Pelotão amador para 2016 aumenta nível competitivo

Lentamente o ciclismo nacional vai projetando a sua espinha dorsal, confirmada que está a permanência do Clube de Ciclismo de Tavira como equipa profissional, a manutenção das outras restantes cinco formações e o alargamento do pelotão sub-23 com equipas cada vez mais bem estruturadas.

Com uma supremacia patenteada nas últimas temporadas, a Liberty Seguros e a formação da Anicolor, têm dominado o panorama velocipédico, dito amador, mas para 2016 um salto qualitativo de outras formações, poderá pôr em causa esta hegemonia.

A equipa da Anicolor 2016.
A equipa da Anicolor 2016.
José Neves é o nome mais sonante do GoldWin-CCJMN em 2016.
José Neves é o nome mais sonante do GoldWin-CCJMN em 2016.

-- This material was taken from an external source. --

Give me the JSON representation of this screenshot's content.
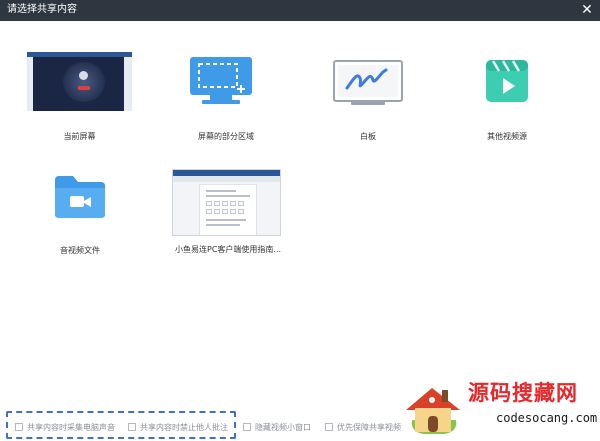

Do Cartaxo vem uma resposta que nos parece sólida, isto se tivermos em, linha de conta, que a equipa de José Nicolau, tem sido uma das formações nacionais que mais tem trabalhado, em prol da modalidade, sem que tenha tido os apoios condizentes com o esforço feito pelo clube, nas camadas amadoras. A próxima temporada irá permitir à equipa cartaxense aproximar-se em termos qualitativos das duas melhores formações, apresentando José Neves como chefe de fila, à frente de uma equipa renovada, disposta a discutir corridas.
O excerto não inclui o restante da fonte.